Different types of
quantitative technology based on infrared spectroscopy
to detect profenofos were compared based on Fourier transform near-infrared
(FT-NIR; 12,500–4000 cm–1) and Fourier transform
mid-infrared (FT-MIR; 4000–400 cm–1) spectroscopies.
Standard solutions in the range of 0.1–100 mg/L combined with
the dry-extract system for infrared (DESIR) technique were analyzed.
Based on partial least-squares regression (PLSR) to develop a calibration
equation, FT-NIR–PLSR produced the best prediction of profenofos
residues based on the values for R
2 (0.87),
standard error of prediction or SEP (11.68 mg/L), root-mean-square
error of prediction or RMSEP (11.50 mg/L), bias (−0.81 mg/L),
and ratio performance to deviation or RPD (2.81). In addition, FT-MIR–PLSR
produced the best prediction of profenofos residues based on the values
for R
2 (0.83), SEP (13.10 mg/L), RMSEP
(13.00 mg/L), bias (1.46 mg/L), and RPD (2.49). Based on the ease
of use and appropriate sample preparation, FT-NIR–PLSR combined
with DESIR was chosen to detect profenofos in Chinese kale, cabbage,
and chili spur pepper at concentrations of 0.53–106.28 mg/kg.

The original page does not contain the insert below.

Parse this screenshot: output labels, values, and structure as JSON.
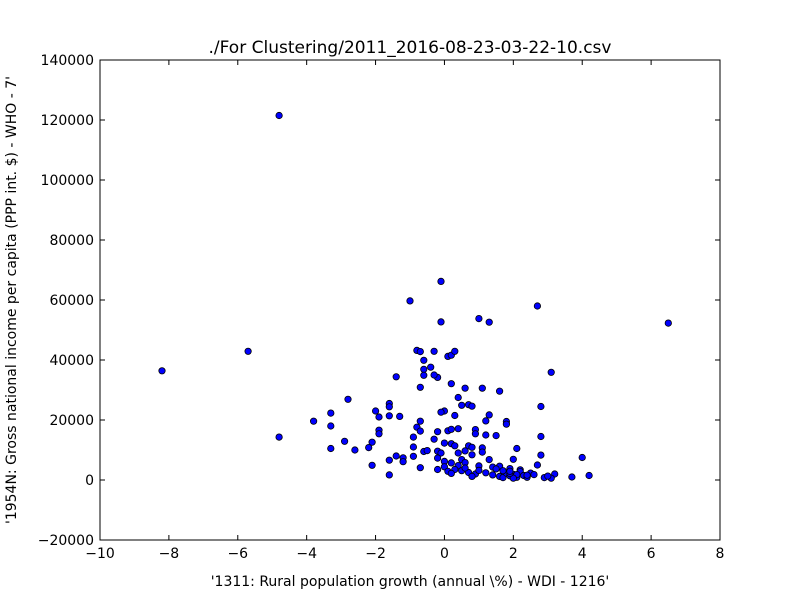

The quick, easy, cheap, effective, rugged, and safe technique coupled
with gas chromatography–mass spectrometry was used to obtain
the actual values. The best FT-NIR–PLSR equation provided good
profenofos detection in all vegetables based on values for R
2 (0.88–0.97), SEP (5.27–11.07
mg/kg), RMSEP (5.25–11.00 mg/kg), bias (−1.39 to 1.30
mg/kg), and RPD (2.91–5.22). These statistics revealed no significant
differences between the FT-NIR predicted values and actual values
at a confidence interval of 95%, with agreeable results presented
at pesticide residue levels over 30 mg/kg. FT-NIR spectroscopy combined
with DESIR and PLSR should be considered as a promising screening
method for pesticide detection in vegetables.